Tipos de instrumentos de medición de CVRS y sus propiedades

La mayoría de los cuestionarios de CVRS se han desarrollado en países anglosajones, siendo necesaria su adaptación al contexto cultural para lograr versiones equivalentes y comparables al original. El método de adaptación incluye traducción al idioma diana, revisión por expertos, contar con muestras de dicha población diana y volver a traducir los resultados al idioma original.

El empleo de instrumentos de medición de la calidad de vida facilita la comunicación y explora las necesidades percibidas por los adolescentes afectos de enfermedades crónicas

El modelo más utilizado para medir la CVRS se basa en la teoría psicométrica. Las características o propiedades psicométricas más importantes de cualquier instrumento de CVRS son su fiabilidad, validez y sensibilidad al cambio. La Tabla I resume dichas características.

Los cuestionarios de medida de la CVRS se suelen clasificar en dos grandes grupos según el ámbito de salud que abarcan: genéricos y específicos.
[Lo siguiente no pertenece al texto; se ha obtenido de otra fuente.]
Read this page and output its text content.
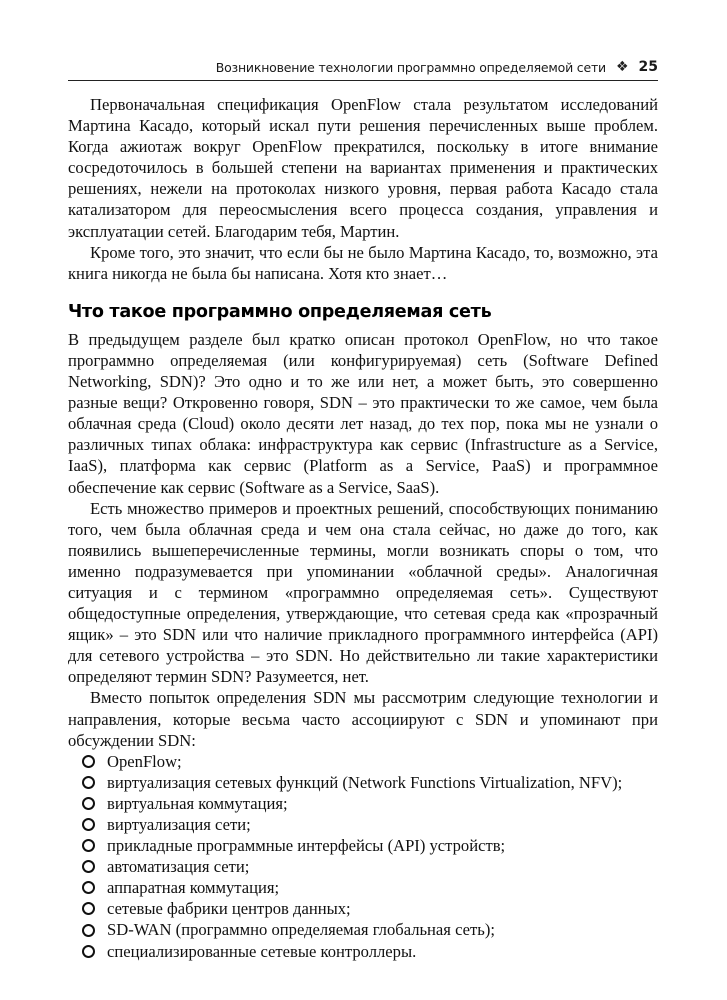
Возникновение технологии программно определяемой сети ❖ 25

Первоначальная спецификация OpenFlow стала результатом исследований Мартина Касадо, который искал пути решения перечисленных выше проблем. Когда ажиотаж вокруг OpenFlow прекратился, поскольку в итоге внимание сосредоточилось в большей степени на вариантах применения и практических решениях, нежели на протоколах низкого уровня, первая работа Касадо стала катализатором для переосмысления всего процесса создания, управления и эксплуатации сетей. Благодарим тебя, Мартин.

Кроме того, это значит, что если бы не было Мартина Касадо, то, возможно, эта книга никогда не была бы написана. Хотя кто знает…

Что такое программно определяемая сеть

В предыдущем разделе был кратко описан протокол OpenFlow, но что такое программно определяемая (или конфигурируемая) сеть (Software Defined Networking, SDN)? Это одно и то же или нет, а может быть, это совершенно разные вещи? Откровенно говоря, SDN – это практически то же самое, чем была облачная среда (Cloud) около десяти лет назад, до тех пор, пока мы не узнали о различных типах облака: инфраструктура как сервис (Infrastructure as a Service, IaaS), платформа как сервис (Platform as a Service, PaaS) и программное обеспечение как сервис (Software as a Service, SaaS).

Есть множество примеров и проектных решений, способствующих пониманию того, чем была облачная среда и чем она стала сейчас, но даже до того, как появились вышеперечисленные термины, могли возникать споры о том, что именно подразумевается при упоминании «облачной среды». Аналогичная ситуация и с термином «программно определяемая сеть». Существуют общедоступные определения, утверждающие, что сетевая среда как «прозрачный ящик» – это SDN или что наличие прикладного программного интерфейса (API) для сетевого устройства – это SDN. Но действительно ли такие характеристики определяют термин SDN? Разумеется, нет.

Вместо попыток определения SDN мы рассмотрим следующие технологии и направления, которые весьма часто ассоциируют с SDN и упоминают при обсуждении SDN:

OpenFlow;
виртуализация сетевых функций (Network Functions Virtualization, NFV);
виртуальная коммутация;
виртуализация сети;
прикладные программные интерфейсы (API) устройств;
автоматизация сети;
аппаратная коммутация;
сетевые фабрики центров данных;
SD-WAN (программно определяемая глобальная сеть);
специализированные сетевые контроллеры.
Los genéricos permiten evaluar la salud en general, siendo válidos para población sana y enferma. Los instrumentos específicos recogen síntomas físicos y/o psicológicos relacionados con la enfermedad analizada, el funcionamiento emocional y las limitaciones de actividad causadas por la enfermedad. En el ámbito de la adolescencia, se han desarrollado instrumentos específicos para el cáncer, el asma, la epilepsia y la diabetes, entre otros.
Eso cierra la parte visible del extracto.